Inside, Mayor Ernie Kell watched as the home team fell behind by seven runs even before the local sluggers had a chance to bat. Some of the 350 fans jammed into Cirivello’s Restaurant grew disheartened, but no one lost sight of the boys’ bigger achievement.

“It makes us feel real good about ourselves,” said Kell, whose city plans a parade for the kids on Wednesday. “These kids have done something that elected officials have not been able to do, and that is to make this town feel good about itself. We are very proud.”

To get to the World Series, the Long Beach team won 21 games in a row, never losing a game after it was chosen from among about a dozen junior-level clubs early this summer. The boys beat squads from Pearl City, Hawaii, to Anchorage, Alaska, before qualifying for the eight-team Williamsport tournament by pounding San Ramon Valley, Calif., 11-3, in San Bernardino just over a week ago.

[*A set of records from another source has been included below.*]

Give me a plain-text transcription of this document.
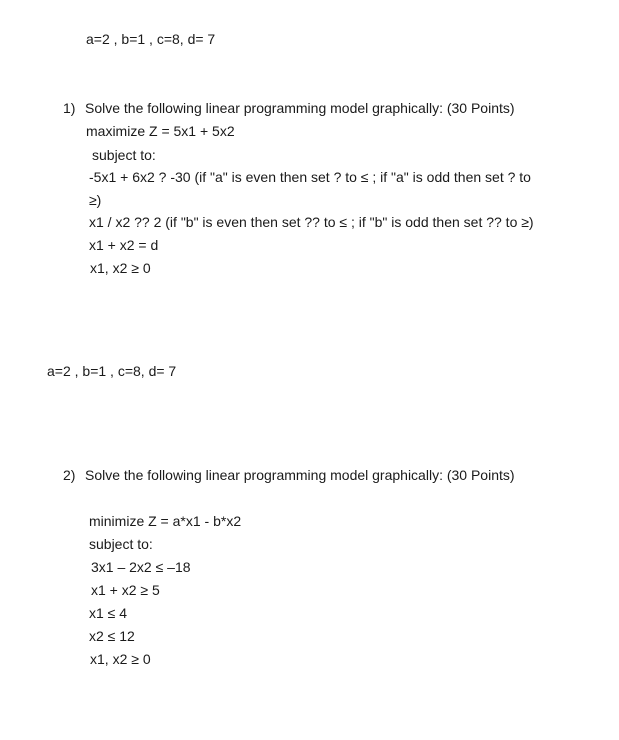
a=2 , b=1 , c=8, d= 7
1) Solve the following linear programming model graphically: (30 Points)
maximize Z = 5x1 + 5x2
subject to:
-5x1 + 6x2 ? -30 (if "a" is even then set ? to ≤ ; if "a" is odd then set ? to
≥)
x1 / x2 ?? 2 (if "b" is even then set ?? to ≤ ; if "b" is odd then set ?? to ≥)
x1 + x2 = d
x1, x2 ≥ 0
a=2 , b=1 , c=8, d= 7
2) Solve the following linear programming model graphically: (30 Points)
minimize Z = a*x1 - b*x2
subject to:
3x1 – 2x2 ≤ –18
x1 + x2 ≥ 5
x1 ≤ 4
x2 ≤ 12
x1, x2 ≥ 0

Cirivello’s was the team’s favorite pizza hangout, so it seemed only appropriate that the restaurant would play host to the hundreds of fans too restless to wait for a tape-delayed broadcast of the game. With five satellite dishes and 40 television screens, the restaurant was Little League heaven.

Cirivello’s was also the birthplace to the Long Beach club’s rather odd talisman, which until Saturday seemed to be working some pretty amazing magic. Shaelen Burroughs, the 6-year-old sister of the team’s batting star, Sean Burroughs, won a tiny troll doll in the eatery’s game room during the divisional playoffs.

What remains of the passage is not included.